God's Character Does Not Change

Tyler Kenney at Desiring God says:
We are wrong to contrast the wrath of God in the Old Testament with his mercy in the New. He is the same yesterday, today and forever—terrible and righteous in his wrath, and swift and sweet in his mercy—whether before, on, or after the cross.
He makes this conclusion while noting the mercy of God called upon by the people of Israel upon the return under Nehemiah. Oh how we love to find the merciful God in the Old Testament. But note that reference to God's "terrible and righteous" wrath throw into the conclusion. How often do we look for or even acknowledge the exhibition of that part of God's character in the New Testament?

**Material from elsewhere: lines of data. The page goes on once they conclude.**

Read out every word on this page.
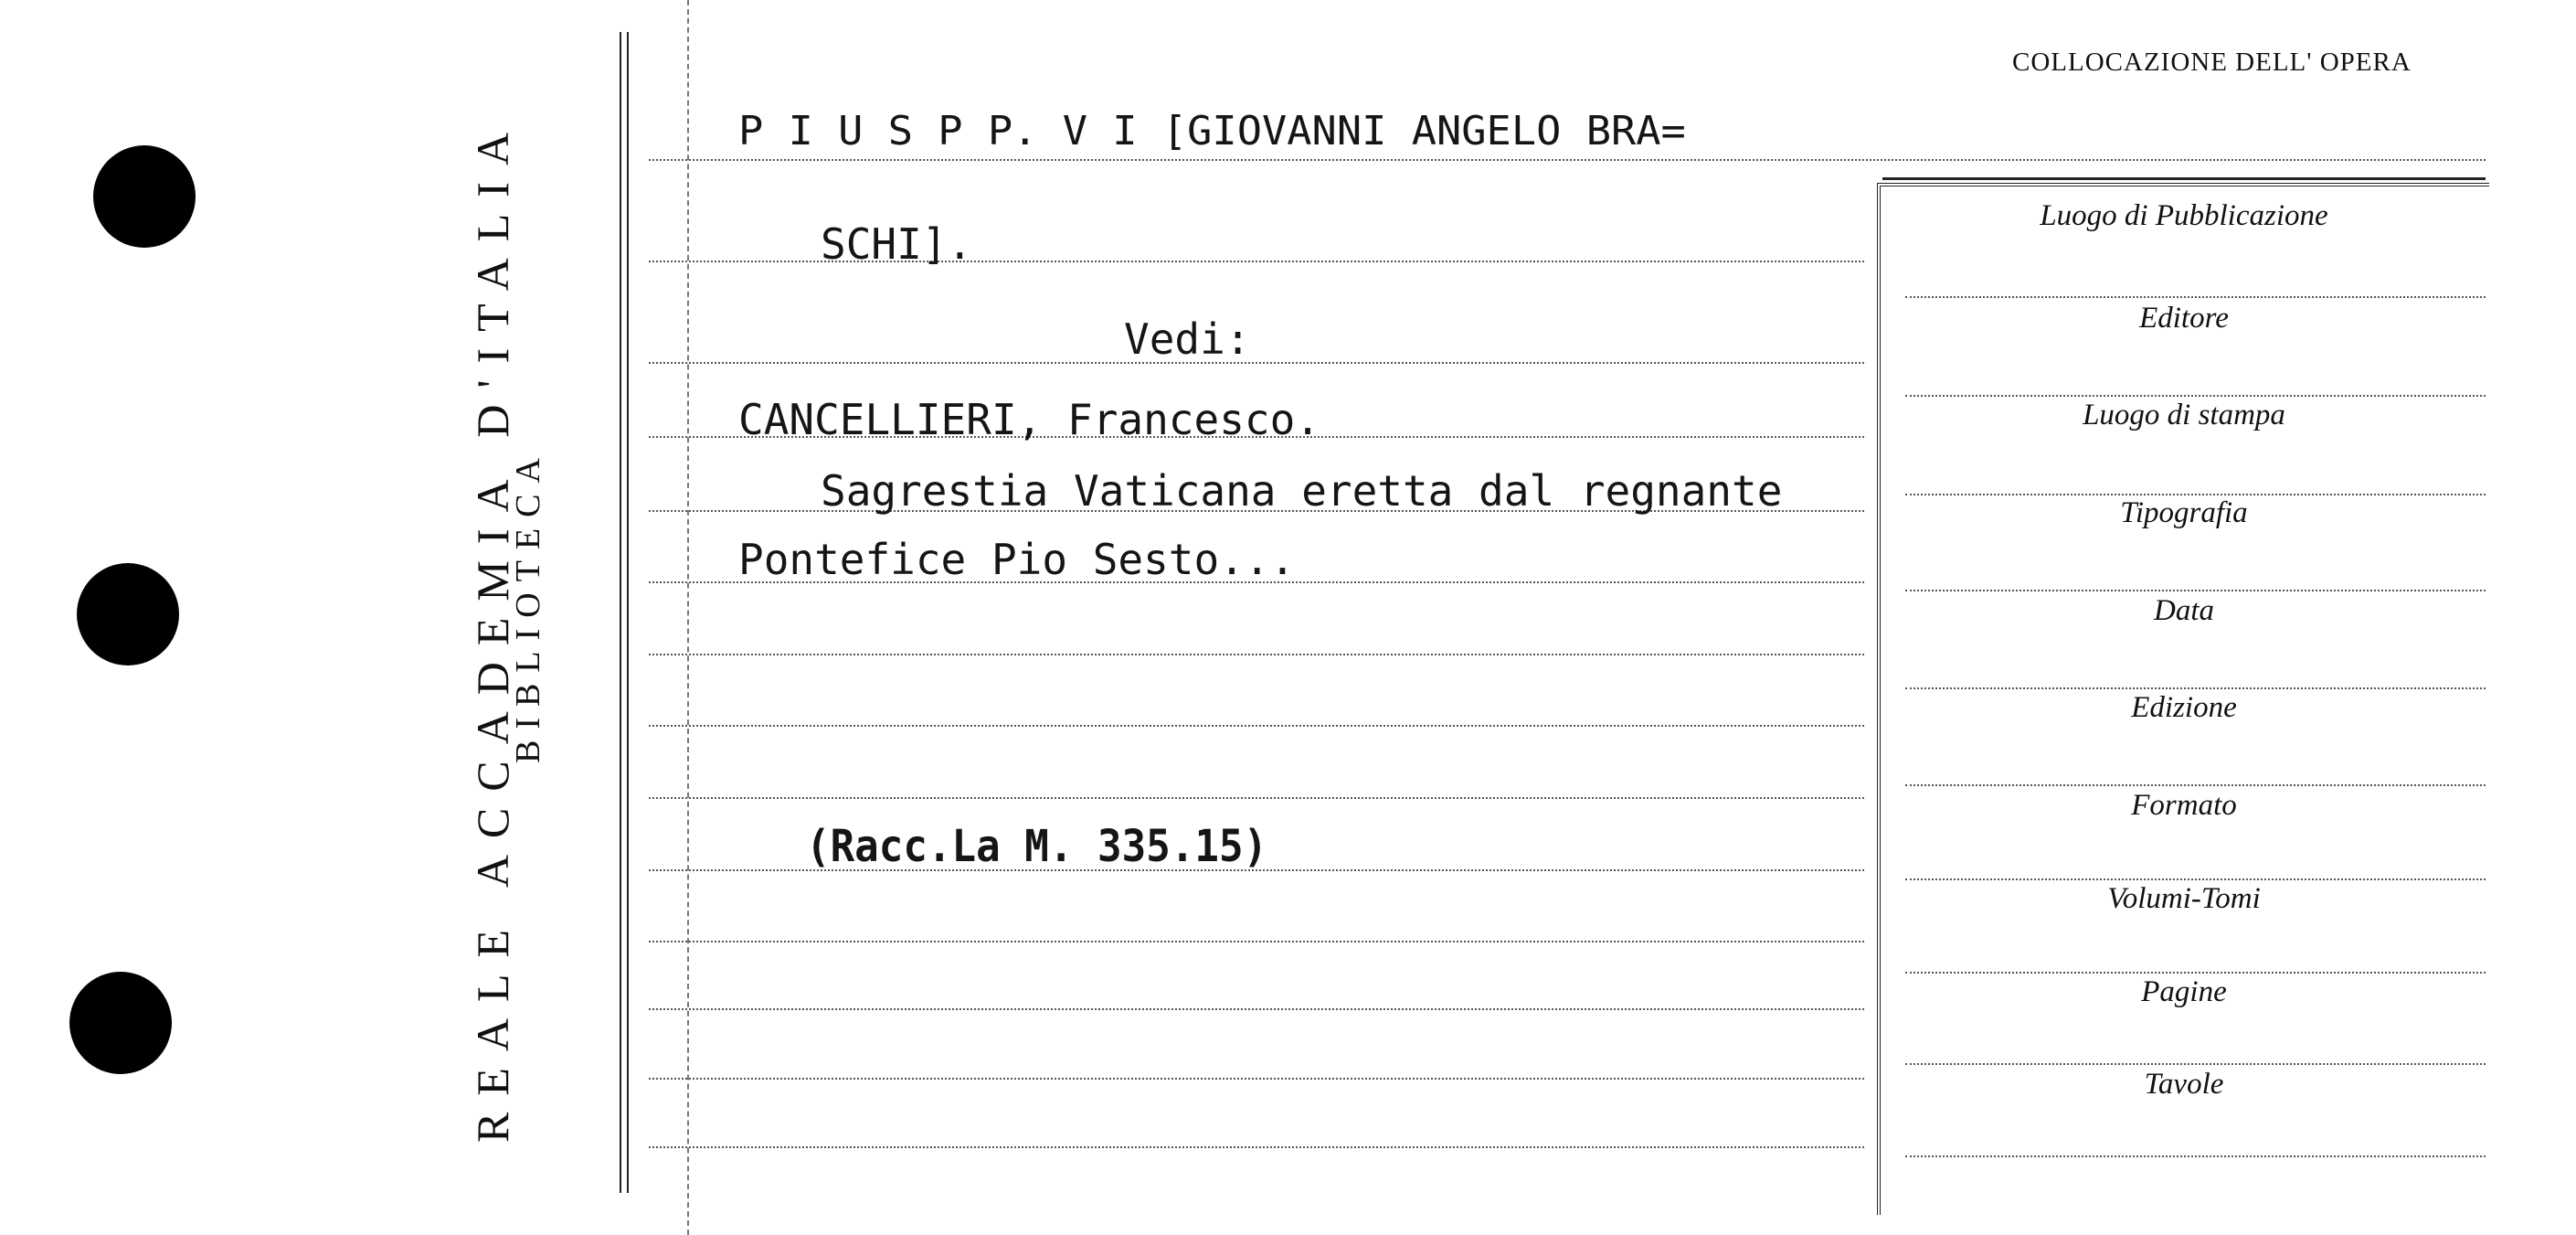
REALE ACCADEMIA D'ITALIA
BIBLIOTECA
P I U S P P. V I [GIOVANNI ANGELO BRA=
SCHI].
Vedi:
CANCELLIERI, Francesco.
Sagrestia Vaticana eretta dal regnante
Pontefice Pio Sesto...
(Racc.La M. 335.15)
COLLOCAZIONE DELL' OPERA
Luogo di Pubblicazione
Editore
Luogo di stampa
Tipografia
Data
Edizione
Formato
Volumi-Tomi
Pagine
Tavole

I worry about this in very practical terms. As we discuss more and more God's "infinite" mercy, I see people around extend mercy far beyond reason. No, I'm not talking about the death penalty, although there might be some good examples there. I am talking about parents that save the adult children from the consequences of decisions made. I'm not even talking about punishment here, just the parent that pays a kids rent and avoids eviction when "the kid," at 25 years of age, blows the rent money on video games. Or the parents that replace the 18 year old's wrecked car with a BMW.

Most of the time, God's "wrath" is not very wrathful. I don;t picture God sitting around dreaming up ways to mete out punishment. Sometimes His wrath is simply patient - Patient enough to allow us to bear the consequences of our own actions. The child that burns its fingers on the stove will ever make that mistake again.